Is that fear keeping the big aggressive funds on the sidelines? What might assuage this fear? A “gradual, steady decline in Implied & Realized Vol”, as the above tweet said, might do the trick?
What if none of this happens next week? Than we take out 4,000 on S&P?
2. A 25% increase in cash level leading 66% increase in cash level?
The Fed is of course doing its thing.
But that is not what we mean by talking about a 25% increase in cash in the US banking system. No indeed. We are pointing to a really interesting micro story relayed by Mark Cabana, BAML Head of Rates Strategy on BTV Surveillance on Thursday (minute 27:40 to 34:10):
- “… the US Treasury’s cash balance is going to be reduced meaningfully over the next couple of months; .. when the Treasury cash balance comes down, that means cash in the banking system increases; “
OK, how much cash is coming in?
- … when you add it all up (QE+Treasury cash), you are looking at the potential for $1 trillion of additional reserves hitting the US banking system in the next 2 months & almost $2 trillion reserves hitting by the end of June …
Big numbers but how big are these compared to the US banking system?
- ” … for context, there is about $3 trillion in the banking system; so we are talking about a 25% increase in the total banking system reserves in the next 2 months & almost 66% increase over the next 4-5 months … “
The 2-year yield closed at 11.1 bps on Friday and the 1-year yield closed at 6.6 bps. What happens to these rates?
- …. you are going to have more cash chasing not all that much additional Treasury debt; more cash, less collateral (assets) that means downward pressure on rates and that could well put Treasury rates into negative;
Negative Treasury rates in America? Cabana added,
- … the Fed doesn’t really like that; US Treasury doesn’t think it is good; they can’t issue Treasury Bills at negative offerings …
So what will the Fed do? Cabana said:
- … The Fed is likely to raise interest rates slightly & try to pull Treasury rates out of the negative territory; … they are going to to do so via IOER (Interest On Excess Reserves) …. we think the Fed needs to do this on or before the March FOMC meeting …
What might this do to Treasury rates?
- … you could see Treasuries richening not just at the 2-year level but up to the 5-year level …

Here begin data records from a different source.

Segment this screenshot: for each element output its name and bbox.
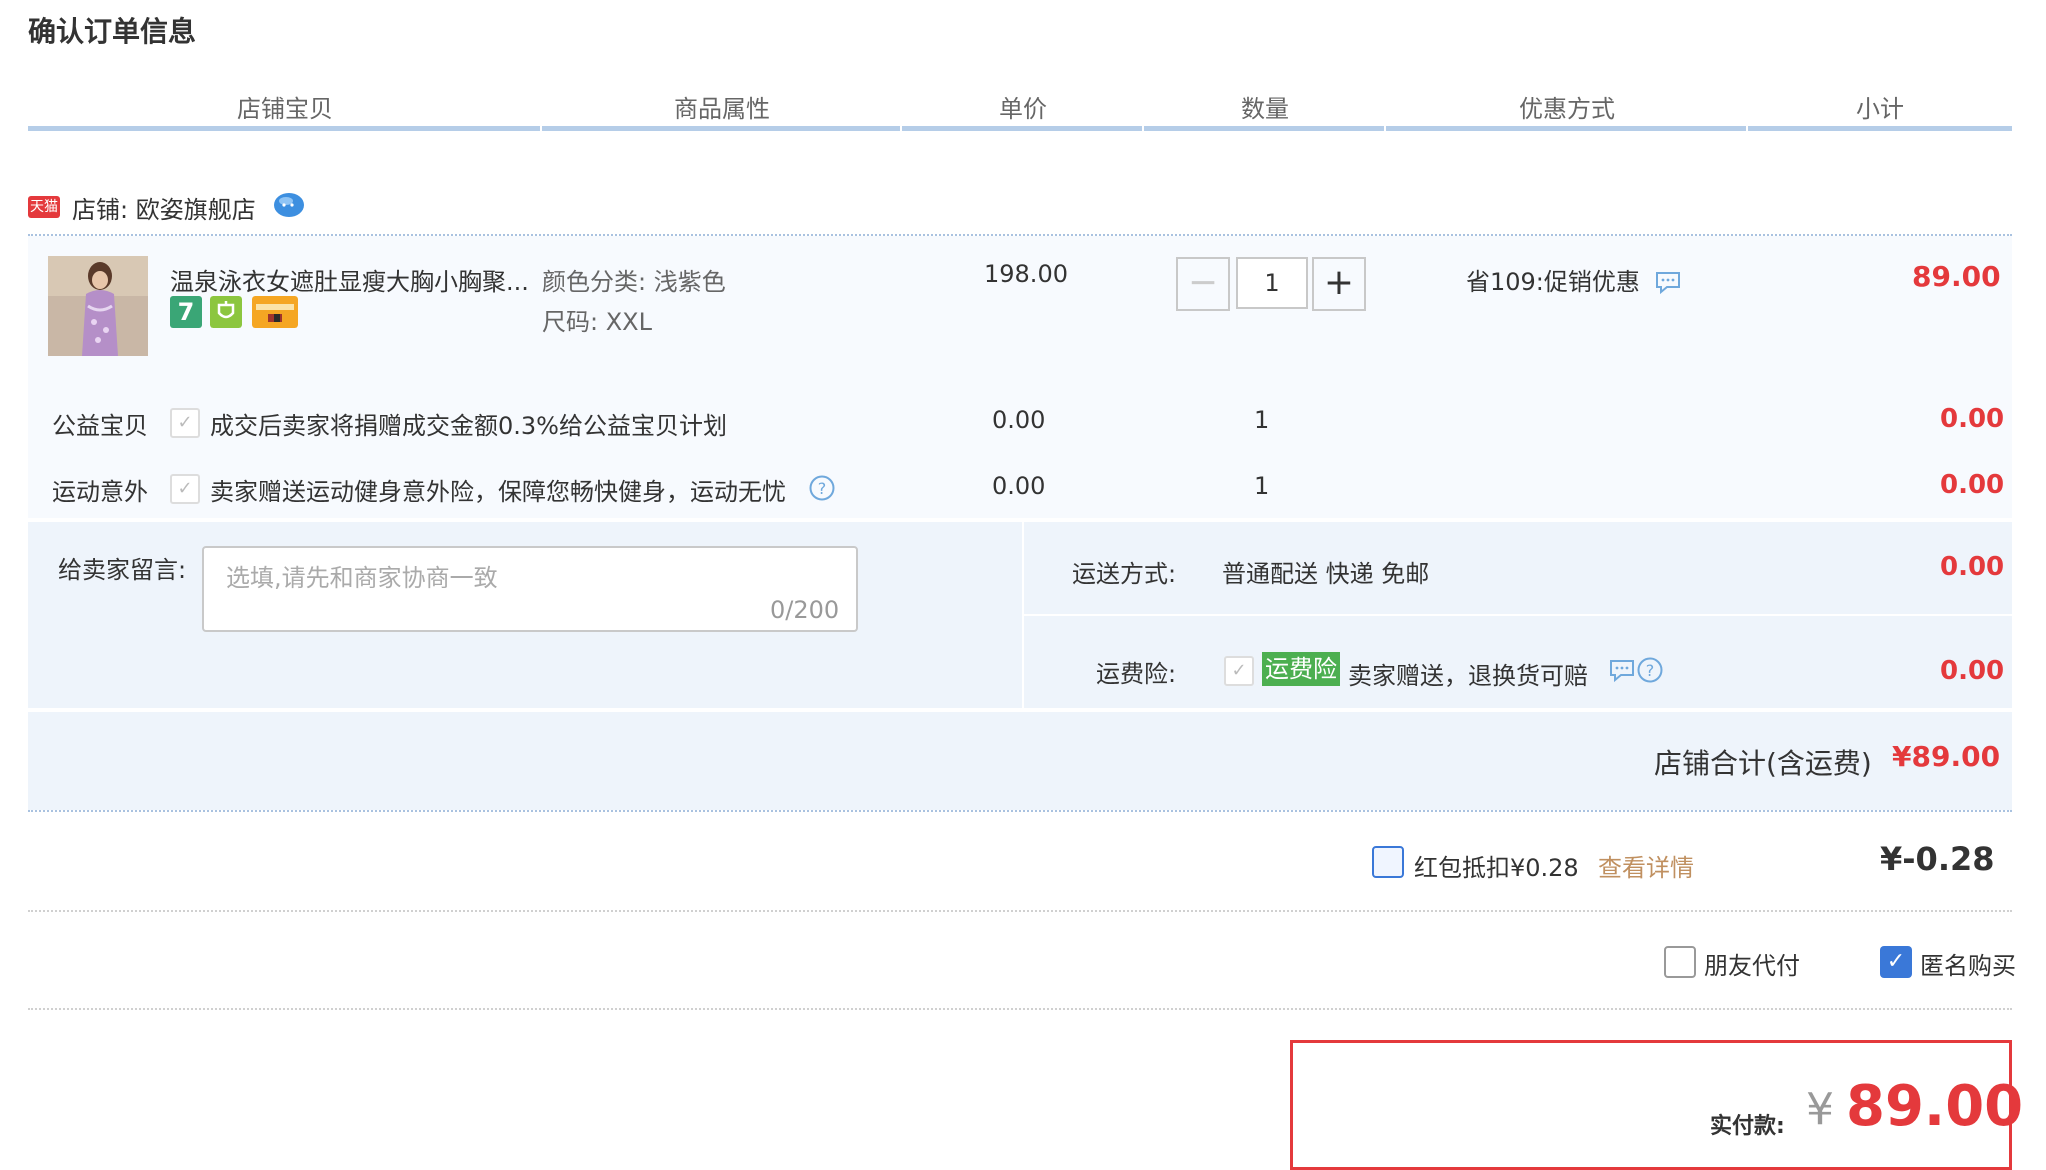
- divider: [28, 1008, 2012, 1010]
- divider: [28, 910, 2012, 912]
- payment-label: 实付款:: [1710, 1114, 1785, 1139]
- product-title[interactable]: 温泉泳衣女遮肚显瘦大胸小胸聚...: [170, 262, 529, 297]
- shipping-fee: 0.00: [1940, 552, 2005, 582]
- shipping-method[interactable]: 普通配送 快递 免邮: [1222, 554, 1429, 589]
- help-icon[interactable]: ?: [1636, 656, 1664, 684]
- header-underline: [1386, 126, 1746, 131]
- addon-price-charity: 0.00: [992, 406, 1046, 434]
- panel-divider: [1024, 614, 2012, 616]
- unit-price: 198.00: [984, 260, 1068, 288]
- payment-currency: ¥: [1806, 1084, 1834, 1135]
- column-header-discount: 优惠方式: [1519, 95, 1615, 123]
- addon-price-sport: 0.00: [992, 472, 1046, 500]
- page-title: 确认订单信息: [28, 15, 197, 48]
- svg-text:?: ?: [1646, 661, 1655, 680]
- shop-total-value: ¥89.00: [1892, 740, 2001, 773]
- product-color-attribute: 颜色分类: 浅紫色: [542, 268, 726, 296]
- header-underline: [542, 126, 900, 131]
- column-header-attributes: 商品属性: [674, 95, 770, 123]
- addon-subtotal-sport: 0.00: [1940, 470, 2005, 500]
- header-underline: [28, 126, 540, 131]
- shop-name[interactable]: 店铺: 欧姿旗舰店: [72, 190, 256, 225]
- header-underline: [1144, 126, 1384, 131]
- message-label: 给卖家留言:: [58, 556, 187, 584]
- shop-total-label: 店铺合计(含运费): [1654, 747, 1872, 780]
- payment-amount: 89.00: [1846, 1074, 2024, 1139]
- comment-icon[interactable]: [1654, 270, 1682, 296]
- redpacket-value: ¥-0.28: [1880, 840, 1995, 878]
- header-underline: [1748, 126, 2012, 131]
- redpacket-label: 红包抵扣¥0.28: [1414, 854, 1579, 882]
- addon-checkbox-charity[interactable]: ✓: [170, 408, 200, 438]
- message-placeholder: 选填,请先和商家协商一致: [226, 564, 498, 592]
- friend-pay-checkbox[interactable]: [1664, 946, 1696, 978]
- credit-card-icon[interactable]: [252, 296, 298, 328]
- insurance-checkbox[interactable]: ✓: [1224, 656, 1254, 686]
- addon-desc-sport: 卖家赠送运动健身意外险，保障您畅快健身，运动无忧: [210, 478, 786, 506]
- column-header-shop-item: 店铺宝贝: [237, 95, 333, 123]
- shipping-label: 运送方式:: [1072, 560, 1177, 588]
- redpacket-details-link[interactable]: 查看详情: [1598, 848, 1694, 883]
- column-header-subtotal: 小计: [1856, 95, 1904, 123]
- help-icon[interactable]: ?: [808, 474, 836, 502]
- column-header-quantity: 数量: [1241, 95, 1289, 123]
- seven-day-return-icon[interactable]: 7: [170, 296, 202, 328]
- insurance-desc: 卖家赠送，退换货可赔: [1348, 662, 1588, 690]
- column-header-unit-price: 单价: [999, 95, 1047, 123]
- message-char-counter: 0/200: [770, 596, 840, 624]
- addon-qty-charity: 1: [1254, 406, 1270, 434]
- friend-pay-label[interactable]: 朋友代付: [1704, 946, 1800, 981]
- insurance-tag: 运费险: [1262, 652, 1340, 686]
- insurance-label: 运费险:: [1096, 660, 1177, 688]
- promotion-text: 省109:促销优惠: [1466, 268, 1640, 296]
- chat-wangwang-icon[interactable]: [272, 189, 306, 219]
- comment-icon[interactable]: [1608, 658, 1636, 684]
- addon-qty-sport: 1: [1254, 472, 1270, 500]
- addon-checkbox-sport[interactable]: ✓: [170, 474, 200, 504]
- svg-text:?: ?: [818, 479, 827, 498]
- quantity-decrease-button[interactable]: −: [1176, 257, 1230, 311]
- addon-name-charity: 公益宝贝: [52, 412, 148, 440]
- quantity-input[interactable]: 1: [1236, 257, 1308, 309]
- addon-subtotal-charity: 0.00: [1940, 404, 2005, 434]
- product-thumbnail[interactable]: [48, 256, 148, 356]
- item-subtotal: 89.00: [1912, 260, 2001, 293]
- redpacket-checkbox[interactable]: [1372, 846, 1404, 878]
- tmall-badge-icon: 天猫: [28, 196, 60, 218]
- addon-name-sport: 运动意外: [52, 478, 148, 506]
- divider: [28, 810, 2012, 812]
- product-size-attribute: 尺码: XXL: [542, 308, 652, 336]
- addon-desc-charity: 成交后卖家将捐赠成交金额0.3%给公益宝贝计划: [210, 412, 727, 440]
- anonymous-purchase-label[interactable]: 匿名购买: [1920, 946, 2016, 981]
- guarantee-icon[interactable]: [210, 296, 242, 328]
- header-underline: [902, 126, 1142, 131]
- insurance-fee: 0.00: [1940, 656, 2005, 686]
- anonymous-purchase-checkbox[interactable]: ✓: [1880, 946, 1912, 978]
- quantity-increase-button[interactable]: +: [1312, 257, 1366, 311]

And obviously the Treasury curve will steepen more. As Cabana said, the fixed income managers have already increased the weighted average maturity of their mutual funds.
The big question is what does this cash hoard coming in do to stocks? The Keene-Ferro-Abramowitz gang didn’t ask Cabana. And we feel somewhat sure that Cabana would have ducked the question saying he is a Rates guy not a stock guy. The bigger question is whether the equity gurus like Hartnett et al have spoken with Cabana & come to some answer.

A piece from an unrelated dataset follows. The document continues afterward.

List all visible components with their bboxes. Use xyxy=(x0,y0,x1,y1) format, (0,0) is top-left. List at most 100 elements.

After all, 25% increase in the US banking system reserves in the next two months has to have some impact on US stocks, right?
3. Hi ho Corn
- Ryan Detrick, CMT@RyanDetrick – Silver continues to look great. Still cheap relative to gold and starting to outperform the yellow metal. Remember, silver has many industrial qualities and as the global economy comes back, it should find demand.

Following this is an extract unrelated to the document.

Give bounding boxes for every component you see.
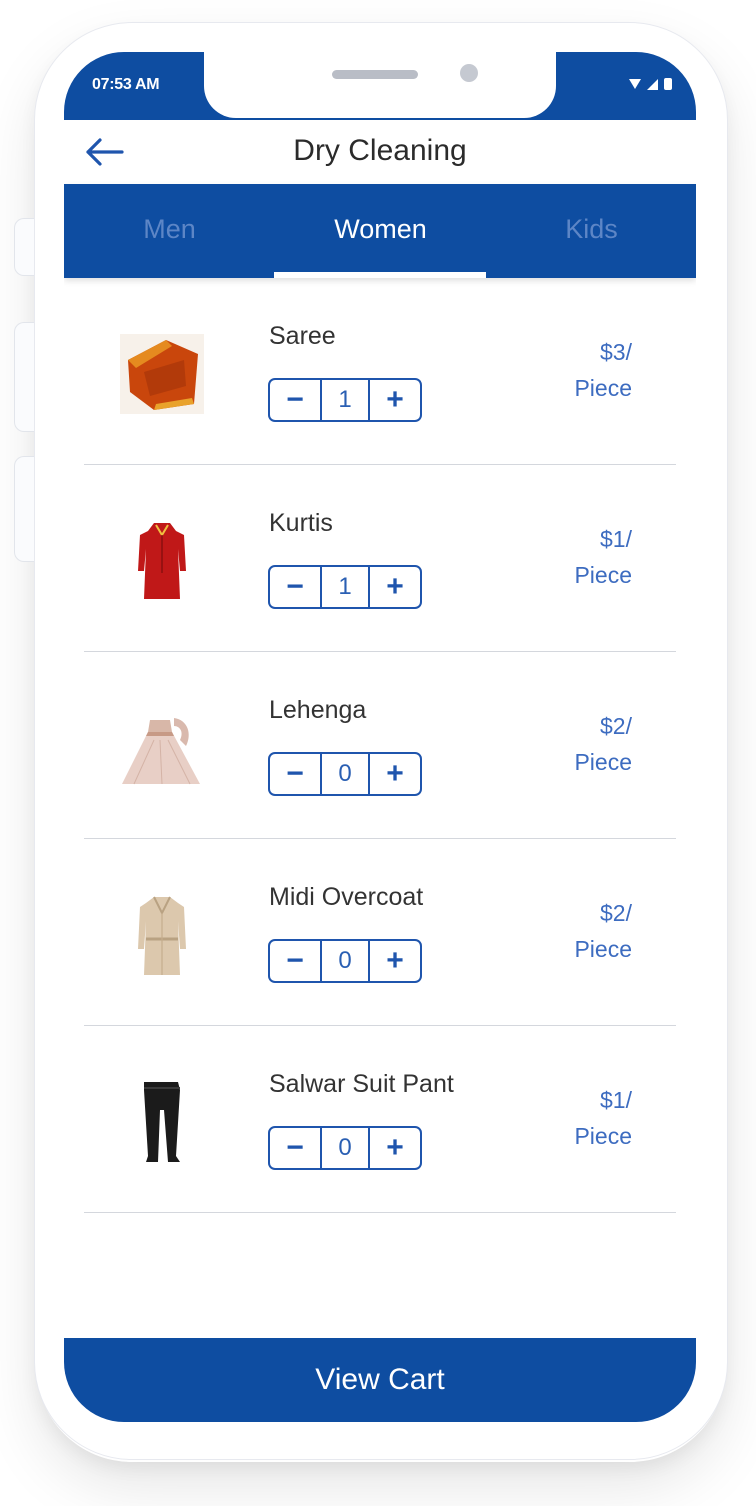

This fits with what Jim Cramer said on Wednesday about the predictions about Silver from his colleague Carley Garner:
- ... He showed Carley’s bullish chart on silver and said she thinks it can go to $31; that might be likely be a double top formation and Silver could fall hard from that level … this call, Cramer said, was based on the Dollar not rallying …
The above is based on our recollection and a few scribbles we made as we listened to Cramer. You could do without silver in your life. But could you do without food?